UPDATED: March 2017
It was 5:30 in the morning and I could barely open my eyes. I had avoided tubing in Vang Vieng so I could wake up early enough to catch a sunrise hot air balloon ride over the hills of Vang Vieng.
Yes, believe it or not, I went to Vang Vieng and didn’t partake in the average party-goer debauchery of drinking in inner-tubes.
With a sense of excitement and stifled sleepy yawns, I quickly prepared for the adventure ahead. (Read more on what to wear for a hot air ballooning experience below.)
I was cutting it fine, given the collection time, but I just couldn’t bring myself to set the alarm for any earlier.
My muscles hadn’t quite started working yet, but I jumped in the bed of a pick-up truck and, before it even pulled out onto the field, I could hear a deep whoosh from around the corner. I had never heard the sound before, but I already knew what it was. It sounded exactly like I thought it would. Two flamethrowers exploded in thunder as they shot fire into a giant red balloon that billowed in the air.
A man sat inside a flimsy little basket. He reached out to us and ushered us inside. I was about to fly through the air, confined to a straw hamper.
Two Dutch boys, a Chinese couple, a Japanese girl and I squeezed into the wickerwork. It was crisp outside and the sky was illuminated, but shadows still rested upon everything below it. The sun was nowhere to be seen.
And then, without even realizing it, our basket was off the ground. The treetops scraped the bottom of our pannier. Just like that, I was floating through the air.
With one flick of our pilot’s finger on the trigger, flames shot upward and the balloon abruptly rose to the roar and with far greater speed than I would have expected. In 20 seconds we went from 15 feet in the air to 1.2km. I popped my ears.
The fire-shooters went quiet and we hung in the air with perfect buoyancy. It felt like we were dangling from a piece of string, suspended above the deep-green earth. A layer of cotton hugged the curvature of the earth. The mountains poked their little green hats out from the silky expanse as we dangled more than a kilometer above them.
The sun rose and cast its shiny orange glow on the mountains, rivers and homes below, the rice fields and agricultural lands spread like patchwork below.
I couldn’t believe what I was actually seeing. What it must be like to be a bird!
With the world waking to a new day, people rousing from their slumber and daily life about to kick into action, here was I, awake, alert and suitably amazed, drifting above everything. Time seems almost meaningless when you’re not connected with the ground, and are instead peeking down in a kind of earth-focused voyeurism. Despite the trip lasting for less than an hour (around 40 minutes to be exact), I truly came to appreciate what people mean when they talk of time standing still.
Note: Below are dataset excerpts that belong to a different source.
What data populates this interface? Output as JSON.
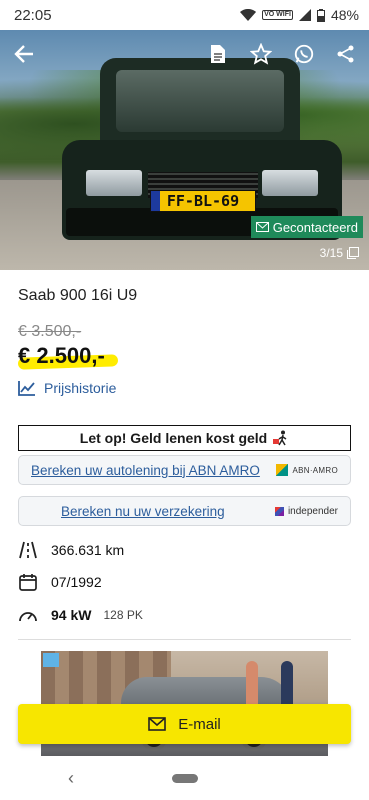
{
  "status_bar": {
    "time": "22:05",
    "battery": "48%",
    "volte": "VO WIFI"
  },
  "hero": {
    "plate": "FF-BL-69",
    "contacted_label": "Gecontacteerd",
    "image_counter": "3/15",
    "icons": [
      "back-arrow-icon",
      "document-icon",
      "star-icon",
      "whatsapp-icon",
      "share-icon"
    ]
  },
  "listing": {
    "title": "Saab 900 16i U9",
    "old_price": "€ 3.500,-",
    "price": "€ 2.500,-",
    "price_history": "Prijshistorie"
  },
  "warning": {
    "text": "Let op! Geld lenen kost geld"
  },
  "promos": [
    {
      "text": "Bereken uw autolening bij ABN AMRO",
      "logo": "ABN·AMRO"
    },
    {
      "text": "Bereken nu uw verzekering",
      "logo": "independer"
    }
  ],
  "specs": {
    "mileage": "366.631 km",
    "registration": "07/1992",
    "power_kw": "94 kW",
    "power_pk": "128 PK"
  },
  "actions": {
    "email": "E-mail"
  },
  "colors": {
    "accent": "#f7e600",
    "link": "#2c5d9c",
    "contacted": "#1f8a5a"
  }
}
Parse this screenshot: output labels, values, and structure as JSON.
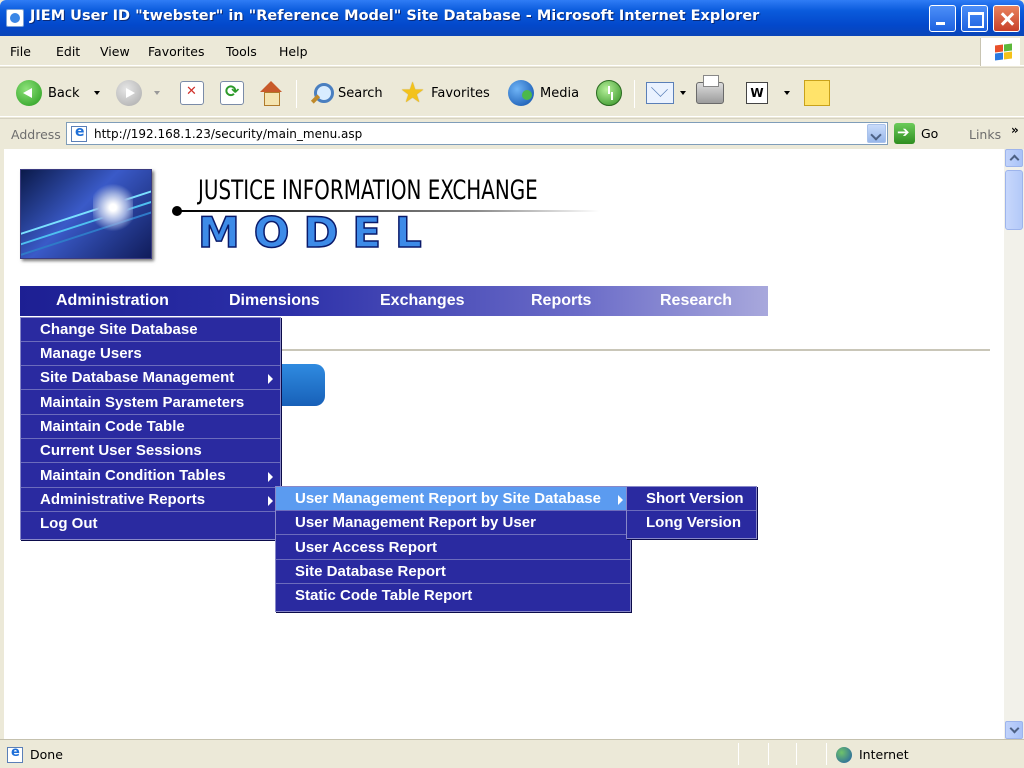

And so, you see, this is why I travel–for the unexpected delights that unexpectedly fill my senses with joy in a way that resounds through the timeline of my life. I’ll never forget the day I went hot air ballooning over Vang Vieng. It was truly something special.
And, one final tip: make sure your travel camera is fully charged and that you have plenty of space on your memory card! You don’t want to miss these shots.